Numerous studies have suggested that the composition of the gut microbiota differs between obese and normal weight individuals. However, the cause-effect relationship between obesity and gut microbiota composition is not yet fully understood. This study investigated the short-term responses of the gut microbiota composition to diets with different fat contents. Experimental animals were fed either a a normal diet (ND) or a high-fat diet (HFD) for 20 weeks and the microbial composition was evaluated at 10 and 20 weeks. In agreement with previous studies, body weight and the expression of colonic cytokines increased with higher dietary fat content. The diversity of the gut microbiota was significantly influenced by both age and diet, and two variable showed significant interactions.

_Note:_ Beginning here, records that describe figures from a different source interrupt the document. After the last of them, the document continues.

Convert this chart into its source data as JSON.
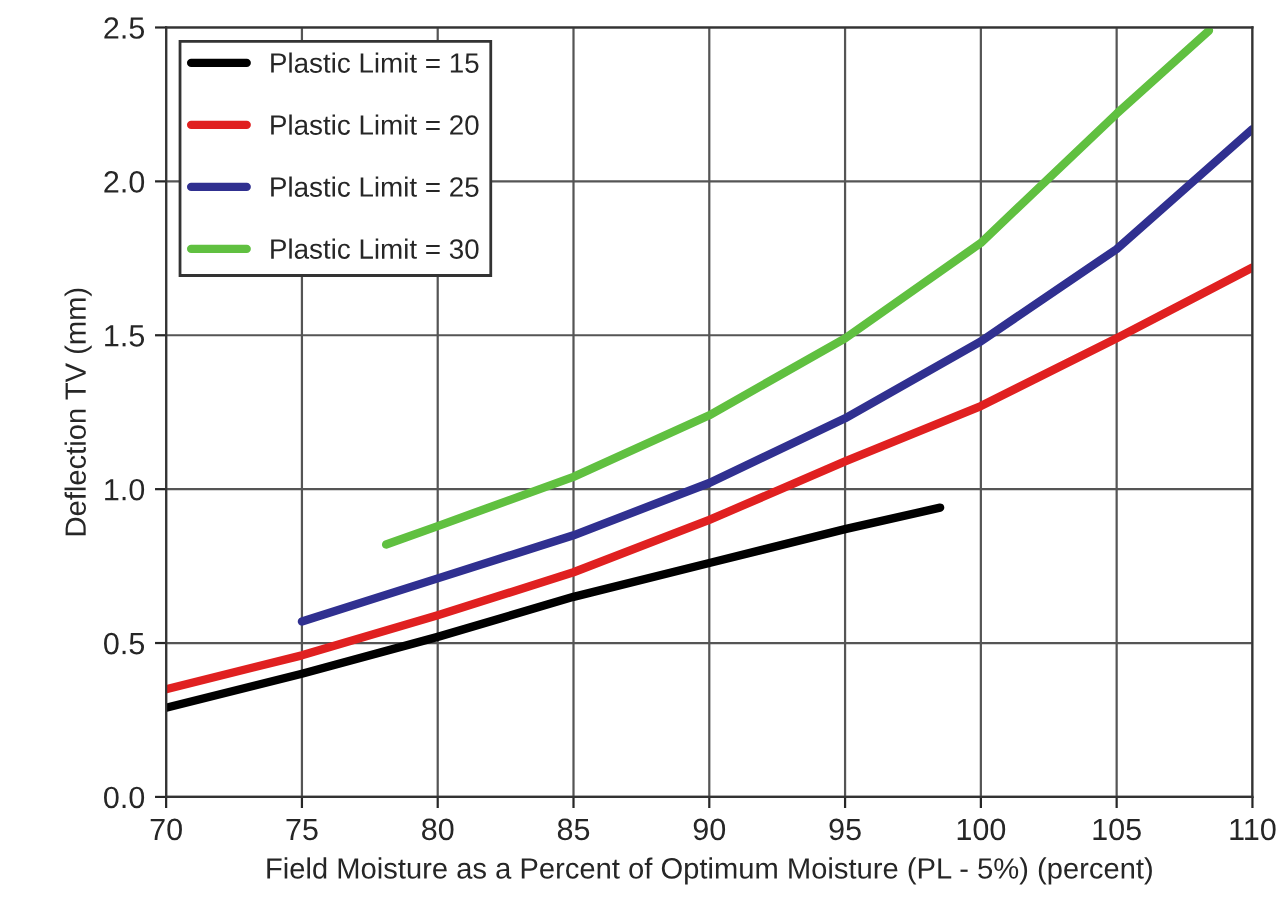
{
  "chart_data": {
    "type": "line",
    "xlabel": "Field Moisture as a Percent of Optimum Moisture (PL - 5%) (percent)",
    "ylabel": "Deflection TV (mm)",
    "xlim": [
      70,
      110
    ],
    "ylim": [
      0,
      2.5
    ],
    "xticks": [
      70,
      75,
      80,
      85,
      90,
      95,
      100,
      105,
      110
    ],
    "yticks": [
      {
        "value": 0,
        "label": "0.0"
      },
      0.5,
      {
        "value": 1,
        "label": "1.0"
      },
      1.5,
      {
        "value": 2,
        "label": "2.0"
      },
      2.5
    ],
    "grid": true,
    "legend": "top left",
    "marker": "none",
    "line_style": "solid",
    "series": [
      {
        "name": "Plastic Limit = 15",
        "color": "#000000",
        "x": [
          70,
          75,
          80,
          85,
          90,
          95,
          98.5
        ],
        "values": [
          0.29,
          0.4,
          0.52,
          0.65,
          0.76,
          0.87,
          0.94
        ]
      },
      {
        "name": "Plastic Limit = 20",
        "color": "#e02020",
        "x": [
          70,
          75,
          80,
          85,
          90,
          95,
          100,
          105,
          110
        ],
        "values": [
          0.35,
          0.46,
          0.59,
          0.73,
          0.9,
          1.09,
          1.27,
          1.49,
          1.72
        ]
      },
      {
        "name": "Plastic Limit = 25",
        "color": "#303090",
        "x": [
          75,
          80,
          85,
          90,
          95,
          100,
          105,
          110
        ],
        "values": [
          0.57,
          0.71,
          0.85,
          1.02,
          1.23,
          1.48,
          1.78,
          2.17
        ]
      },
      {
        "name": "Plastic Limit = 30",
        "color": "#60c040",
        "x": [
          78.1,
          80,
          85,
          90,
          95,
          100,
          105,
          108.4
        ],
        "values": [
          0.82,
          0.88,
          1.04,
          1.24,
          1.49,
          1.8,
          2.22,
          2.49
        ]
      }
    ]
  }
}
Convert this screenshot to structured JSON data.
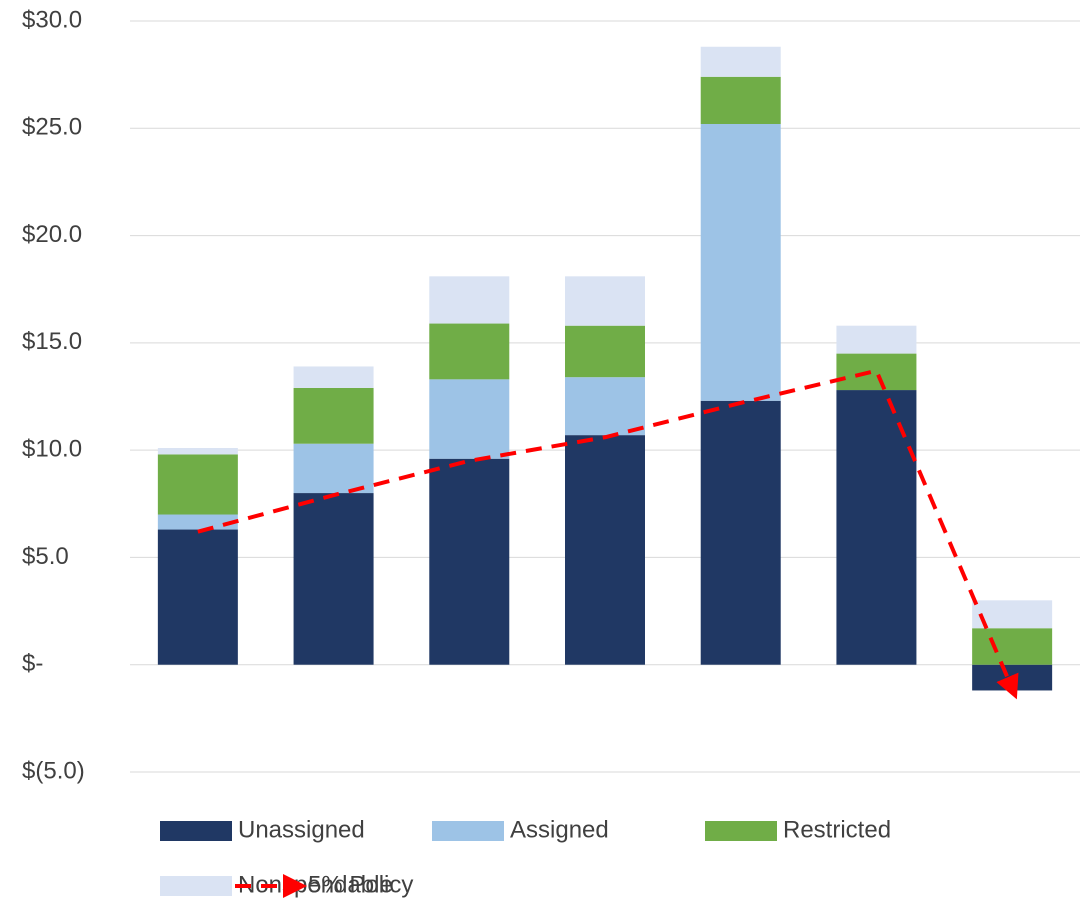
{
  "chart_data": {
    "type": "bar",
    "stacked": true,
    "categories": [
      null,
      null,
      null,
      null,
      null,
      null,
      null
    ],
    "series": [
      {
        "name": "Unassigned",
        "type": "bar",
        "color": "#203864",
        "values": [
          6.3,
          8.0,
          9.6,
          10.7,
          12.3,
          12.8,
          -1.2
        ]
      },
      {
        "name": "Assigned",
        "type": "bar",
        "color": "#9dc3e6",
        "values": [
          0.7,
          2.3,
          3.7,
          2.7,
          12.9,
          0,
          0
        ]
      },
      {
        "name": "Restricted",
        "type": "bar",
        "color": "#70ad47",
        "values": [
          2.8,
          2.6,
          2.6,
          2.4,
          2.2,
          1.7,
          1.7
        ]
      },
      {
        "name": "Nonspendable",
        "type": "bar",
        "color": "#dae3f3",
        "values": [
          0.3,
          1.0,
          2.2,
          2.3,
          1.4,
          1.3,
          1.3
        ]
      },
      {
        "name": "5% Policy",
        "type": "line",
        "color": "#ff0000",
        "dashed": true,
        "arrow": true,
        "values": [
          6.2,
          7.9,
          9.5,
          10.6,
          12.2,
          13.7,
          -1.1
        ]
      }
    ],
    "ylim": [
      -5,
      30
    ],
    "yticks": [
      {
        "value": -5,
        "label": "$(5.0)"
      },
      {
        "value": 0,
        "label": "$-"
      },
      {
        "value": 5,
        "label": "$5.0"
      },
      {
        "value": 10,
        "label": "$10.0"
      },
      {
        "value": 15,
        "label": "$15.0"
      },
      {
        "value": 20,
        "label": "$20.0"
      },
      {
        "value": 25,
        "label": "$25.0"
      },
      {
        "value": 30,
        "label": "$30.0"
      }
    ],
    "grid": true,
    "legend": "bottom"
  }
}
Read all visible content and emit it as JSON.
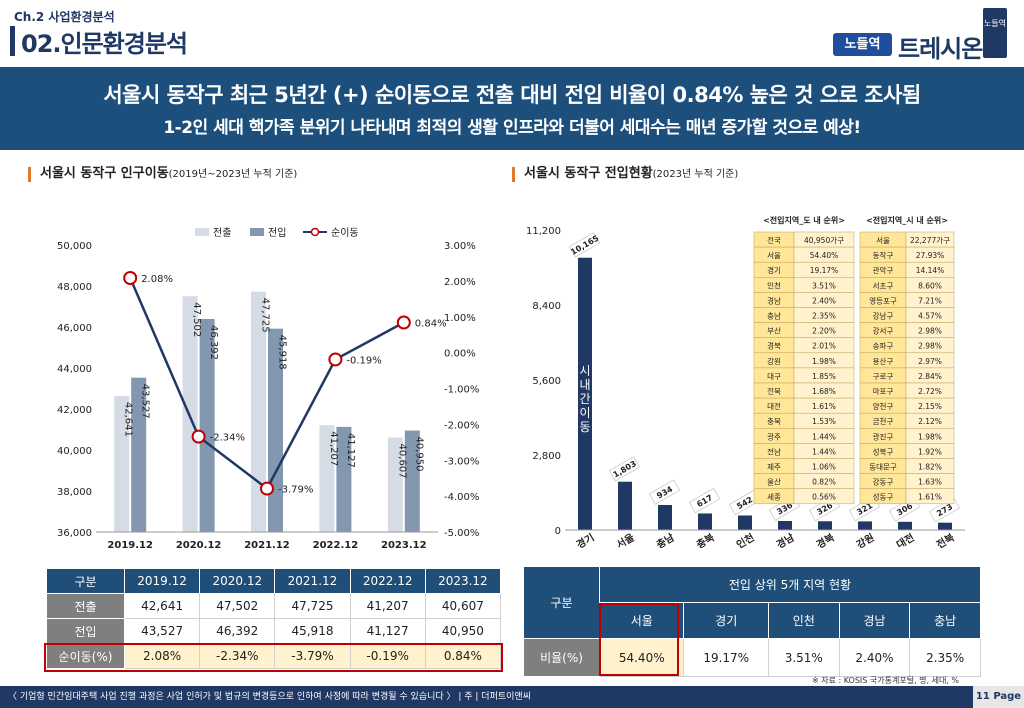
{
  "header": {
    "chapter": "Ch.2 사업환경분석",
    "title": "02.인문환경분석",
    "brand_badge": "노들역",
    "brand_name": "트레시온",
    "brand_side": "노들역"
  },
  "banner": {
    "line1": "서울시 동작구 최근 5년간 (+) 순이동으로 전출 대비 전입 비율이 0.84% 높은 것 으로 조사됨",
    "line2": "1-2인 세대 핵가족 분위기 나타내며 최적의 생활 인프라와 더불어 세대수는 매년 증가할 것으로 예상!"
  },
  "left_section": {
    "title": "서울시 동작구 인구이동",
    "subtitle": "(2019년~2023년 누적 기준)"
  },
  "right_section": {
    "title": "서울시 동작구 전입현황",
    "subtitle": "(2023년 누적 기준)"
  },
  "chart_data": [
    {
      "type": "bar",
      "title": "서울시 동작구 인구이동",
      "categories": [
        "2019.12",
        "2020.12",
        "2021.12",
        "2022.12",
        "2023.12"
      ],
      "series": [
        {
          "name": "전출",
          "values": [
            42641,
            47502,
            47725,
            41207,
            40607
          ],
          "labels": [
            "42,641",
            "47,502",
            "47,725",
            "41,207",
            "40,607"
          ],
          "color": "#d6dce5"
        },
        {
          "name": "전입",
          "values": [
            43527,
            46392,
            45918,
            41127,
            40950
          ],
          "labels": [
            "43,527",
            "46,392",
            "45,918",
            "41,127",
            "40,950"
          ],
          "color": "#8497b0"
        },
        {
          "name": "순이동",
          "type": "line",
          "axis": "right",
          "values": [
            2.08,
            -2.34,
            -3.79,
            -0.19,
            0.84
          ],
          "labels": [
            "2.08%",
            "-2.34%",
            "-3.79%",
            "-0.19%",
            "0.84%"
          ],
          "color": "#1f3864"
        }
      ],
      "ylim": [
        36000,
        50000
      ],
      "y_ticks": [
        "36,000",
        "38,000",
        "40,000",
        "42,000",
        "44,000",
        "46,000",
        "48,000",
        "50,000"
      ],
      "y2lim": [
        -5,
        3
      ],
      "y2_ticks": [
        "-5.00%",
        "-4.00%",
        "-3.00%",
        "-2.00%",
        "-1.00%",
        "0.00%",
        "1.00%",
        "2.00%",
        "3.00%"
      ],
      "legend": "top-center",
      "grid": false
    },
    {
      "type": "bar",
      "title": "서울시 동작구 전입현황",
      "categories": [
        "경기",
        "서울",
        "충남",
        "충북",
        "인천",
        "경남",
        "경북",
        "강원",
        "대전",
        "전북"
      ],
      "values": [
        10165,
        1803,
        934,
        617,
        542,
        336,
        326,
        321,
        306,
        273
      ],
      "labels": [
        "10,165",
        "1,803",
        "934",
        "617",
        "542",
        "336",
        "326",
        "321",
        "306",
        "273"
      ],
      "ylim": [
        0,
        11200
      ],
      "y_ticks": [
        "0",
        "2,800",
        "5,600",
        "8,400",
        "11,200"
      ],
      "annotation": "시내간이동",
      "color": "#1f3864",
      "tables": [
        {
          "title": "<전입지역_도 내 순위>",
          "rows": [
            [
              "전국",
              "40,950가구"
            ],
            [
              "서울",
              "54.40%"
            ],
            [
              "경기",
              "19.17%"
            ],
            [
              "인천",
              "3.51%"
            ],
            [
              "경남",
              "2.40%"
            ],
            [
              "충남",
              "2.35%"
            ],
            [
              "부산",
              "2.20%"
            ],
            [
              "경북",
              "2.01%"
            ],
            [
              "강원",
              "1.98%"
            ],
            [
              "대구",
              "1.85%"
            ],
            [
              "전북",
              "1.68%"
            ],
            [
              "대전",
              "1.61%"
            ],
            [
              "충북",
              "1.53%"
            ],
            [
              "광주",
              "1.44%"
            ],
            [
              "전남",
              "1.44%"
            ],
            [
              "제주",
              "1.06%"
            ],
            [
              "울산",
              "0.82%"
            ],
            [
              "세종",
              "0.56%"
            ]
          ]
        },
        {
          "title": "<전입지역_시 내 순위>",
          "rows": [
            [
              "서울",
              "22,277가구"
            ],
            [
              "동작구",
              "27.93%"
            ],
            [
              "관악구",
              "14.14%"
            ],
            [
              "서초구",
              "8.60%"
            ],
            [
              "영등포구",
              "7.21%"
            ],
            [
              "강남구",
              "4.57%"
            ],
            [
              "강서구",
              "2.98%"
            ],
            [
              "송파구",
              "2.98%"
            ],
            [
              "용산구",
              "2.97%"
            ],
            [
              "구로구",
              "2.84%"
            ],
            [
              "마포구",
              "2.72%"
            ],
            [
              "양천구",
              "2.15%"
            ],
            [
              "금천구",
              "2.12%"
            ],
            [
              "광진구",
              "1.98%"
            ],
            [
              "성북구",
              "1.92%"
            ],
            [
              "동대문구",
              "1.82%"
            ],
            [
              "강동구",
              "1.63%"
            ],
            [
              "성동구",
              "1.61%"
            ]
          ]
        }
      ]
    }
  ],
  "left_table": {
    "header": [
      "구분",
      "2019.12",
      "2020.12",
      "2021.12",
      "2022.12",
      "2023.12"
    ],
    "rows": [
      {
        "label": "전출",
        "cells": [
          "42,641",
          "47,502",
          "47,725",
          "41,207",
          "40,607"
        ]
      },
      {
        "label": "전입",
        "cells": [
          "43,527",
          "46,392",
          "45,918",
          "41,127",
          "40,950"
        ]
      },
      {
        "label": "순이동(%)",
        "cells": [
          "2.08%",
          "-2.34%",
          "-3.79%",
          "-0.19%",
          "0.84%"
        ]
      }
    ]
  },
  "right_table": {
    "gubun": "구분",
    "span_header": "전입 상위 5개 지역 현황",
    "columns": [
      "서울",
      "경기",
      "인천",
      "경남",
      "충남"
    ],
    "row_label": "비율(%)",
    "cells": [
      "54.40%",
      "19.17%",
      "3.51%",
      "2.40%",
      "2.35%"
    ]
  },
  "source": "※ 자료 : KOSIS 국가통계포털, 명, 세대, %",
  "footer": {
    "notice": "〈 기업형 민간임대주택 사업 진행 과정은 사업 인허가 및 법규의 변경등으로 인하여 사정에 따라 변경될 수 있습니다 〉 | 주 | 더퍼트이앤씨",
    "page": "11 Page"
  },
  "colors": {
    "navy": "#1f3864",
    "banner": "#1d4f7c",
    "accent_orange": "#e2782d",
    "highlight_red": "#c00000",
    "highlight_fill": "#fff2cc"
  }
}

At the phylum level, the proportion of Actinobacteria was significantly associated with dietary fat content, while the proportions of Firmicutes and Bacteroidetes were strongly associated with age. In the present study, a HFD significantly elevated the proportions of the phylum Actinobacteria and the class Actinobacteria_c in a positive association with body weight, which have also been shown to be increased in obese subjects and patients with type 2 diabetes.
A growing body of evidence suggests that a HFD increases gut permeability and endotoxemia, resulting in low-grade inflammation and impairment of the gut barrier. Given that bacteria in the phylum Actinobacteria are known as mucin-degrading bacteria, abundant Actinobacteria might be associated with gut barrier impairment induced by a HFD. Indeed, we observed that Actinobacteria was inversely related with tight junction proteins such as E-cadherin and positively associated with proinflammatory cytokines. Therefore, the HFD-mediated increase in Actinobacteria and Actinobacteria_c may play a role in the HFD-induced impairment of the intestinal barrier, leading to colonic inflammation.
We also found that in the phylum Actinobacteria, the class Coriobacteriia and the family Coriobacteriaceae were positively correlated with body weight and proinflammatory cytokines, while the change in the proportions of these bacteria was significantly associated with age. Although the mechanistic effects of age on the Coriobacteriaceae are unknown, it is positively associated with both ROS and inflammatory cytokines, which contribute to metabolic dysfunction.